Louisiana has one of the most overcrowded prison systems in the country, yet parish sheriffs are often reluctant to release people they believe are at high risk of committing new crimes. Some even view inmates housed in local facilities as worth holding onto as free labor.
In October 2017, Sheriff Steve Prator of Caddo Parish, which includes Shreveport, told reporters he was concerned that a recent criminal justice effort in the state was bad for parish governments. Not only would it result in higher crime rates among the “bad” former prisoners, but it would also deprive his staff of free labor provided by the “good ones.”
“They’re releasing some good ones that we use every day to wash cars, to change oil in our cars, to cook in the kitchen, to do all that, where we save money,” Sheriff Prator said.
There are few incentives for rushing an inmate out the door, especially if the state is picking up the tab: Reimbursement rates for state prisoners are a significant source of income in the parishes, and a handful of parish facilities have eagerly accepted migrants detained at the border, which offers even higher federal reimbursement rates.
Even well-intentioned corrections officials must navigate the state’s complex web of sentencing statutes and time calculation rules before signing off on the release of a prisoner.

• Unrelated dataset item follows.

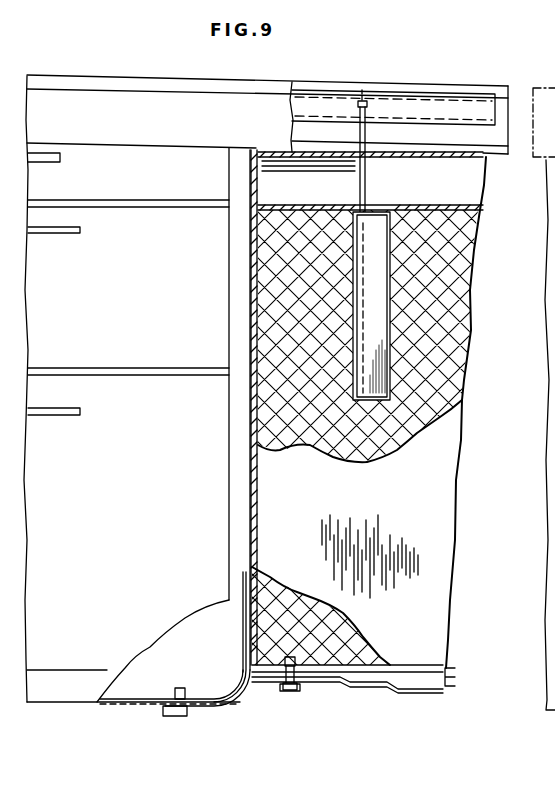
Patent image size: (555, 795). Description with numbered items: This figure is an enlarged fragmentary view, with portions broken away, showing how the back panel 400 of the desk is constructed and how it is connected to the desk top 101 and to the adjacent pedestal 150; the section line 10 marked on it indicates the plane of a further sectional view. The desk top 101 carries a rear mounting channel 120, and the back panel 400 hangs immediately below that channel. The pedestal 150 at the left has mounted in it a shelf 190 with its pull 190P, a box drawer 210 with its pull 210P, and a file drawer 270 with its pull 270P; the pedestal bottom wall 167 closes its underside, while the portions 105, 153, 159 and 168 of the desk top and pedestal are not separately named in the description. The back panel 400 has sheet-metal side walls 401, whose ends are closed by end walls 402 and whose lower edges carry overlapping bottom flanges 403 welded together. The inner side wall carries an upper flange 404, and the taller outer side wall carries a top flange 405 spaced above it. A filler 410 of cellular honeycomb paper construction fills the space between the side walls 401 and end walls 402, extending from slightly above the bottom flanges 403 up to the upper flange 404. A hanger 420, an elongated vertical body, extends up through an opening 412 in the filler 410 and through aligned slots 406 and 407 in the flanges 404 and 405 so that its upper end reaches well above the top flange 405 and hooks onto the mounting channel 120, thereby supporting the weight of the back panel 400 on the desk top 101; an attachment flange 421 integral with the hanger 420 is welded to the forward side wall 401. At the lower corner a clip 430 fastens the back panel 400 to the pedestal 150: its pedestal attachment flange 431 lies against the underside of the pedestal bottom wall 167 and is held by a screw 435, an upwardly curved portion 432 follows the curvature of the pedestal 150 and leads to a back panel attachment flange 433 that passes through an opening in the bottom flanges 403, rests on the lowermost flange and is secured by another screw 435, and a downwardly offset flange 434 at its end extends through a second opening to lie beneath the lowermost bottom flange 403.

Over the past several decades, formulas for sentencing guidelines have shifted, and record keeping has been spotty. Those documents can span multiple decades and cover several facilities, making it hard to nail down a precise accounting of time served — which is often the cause of snags.
Sarah O’Brien, a supervising lawyer with the public defenders’ office in Orleans Parish, has tried to take a more proactive approach. She reviews court records for prisoners around the state, typically those serving longer sentences, who might be entitled to immediate release because of errors in their time calculations.

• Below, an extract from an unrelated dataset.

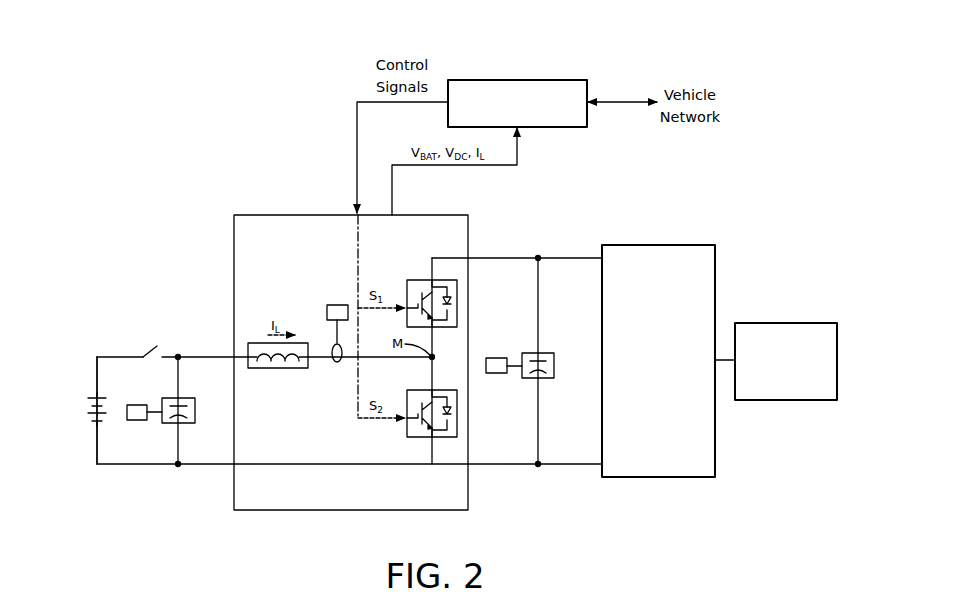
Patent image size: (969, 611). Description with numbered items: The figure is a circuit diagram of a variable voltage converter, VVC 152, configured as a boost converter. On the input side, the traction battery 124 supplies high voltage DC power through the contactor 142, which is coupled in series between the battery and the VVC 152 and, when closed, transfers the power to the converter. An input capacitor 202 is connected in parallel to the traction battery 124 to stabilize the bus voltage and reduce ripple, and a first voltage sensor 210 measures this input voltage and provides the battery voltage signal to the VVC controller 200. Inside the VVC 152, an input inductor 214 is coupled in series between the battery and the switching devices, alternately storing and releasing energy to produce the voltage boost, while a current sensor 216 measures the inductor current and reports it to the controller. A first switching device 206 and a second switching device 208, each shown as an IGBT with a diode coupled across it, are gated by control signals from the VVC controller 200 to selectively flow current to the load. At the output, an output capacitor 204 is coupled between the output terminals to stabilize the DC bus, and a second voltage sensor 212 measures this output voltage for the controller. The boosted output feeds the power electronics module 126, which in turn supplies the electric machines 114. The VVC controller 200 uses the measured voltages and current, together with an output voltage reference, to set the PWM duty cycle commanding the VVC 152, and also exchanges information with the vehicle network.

She is constantly consulting a photograph on her phone. A cheat sheet she put together, written in fastidious longhand, lists all the relevant state laws and their dates of passage. It covers a full page of graph paper.
She also cultivates relationships with court and corrections workers. Recently, she moved up an inmate’s release date by a year after tracking down a juvenile detention record believed to have been lost in the flooding after Hurricane Katrina in 2005.
Ms. O’Brien found a back-office worker who had access the paperwork, and the woman responded, “If there are records, I got ’em!”
She found them, and the man was freed.
Just as often, the opposite is true, lawyers and inmates say. Officials in the system can hold up a release on little more than a whim, sometimes because they have interpreted a judge’s decision in their own way.
One former inmate from New Orleans served more than 18 months beyond his three-year plea agreement because a staff member in his state-run prison in Homer, La., noticed a glitch in the document signed by his trial judge — the order the charges were listed in was incorrect — that should have had no bearing on his release.
The prisoner, a man in his late 40s who spoke on the condition of anonymity because he was incarcerated for a sexual offense, wrote letter after letter to state officials. After a few months, he had what he assumed to be a breakthrough. The prison official who had blocked his release promised she would personally walk him out of prison if he was able to retrieve a missing document from the court.
It took him weeks to do so. When he turned it over, he instead waited for months before his case was finally sorted out.
He withdrew from the inmates he had befriended, fearful that his growing anger would spill over into physical aggression, and threw himself into his job as an orderly, sweeping up his cellblock and collecting garbage. Only during weekly Bible study sessions would he engage.
“How do I describe what it’s like?” he said. “It’s like you’re pretty much a nobody. You can write. You can request to speak to this person or to that person. But you’re at their mercy — why? — because they don’t want to be bothered.”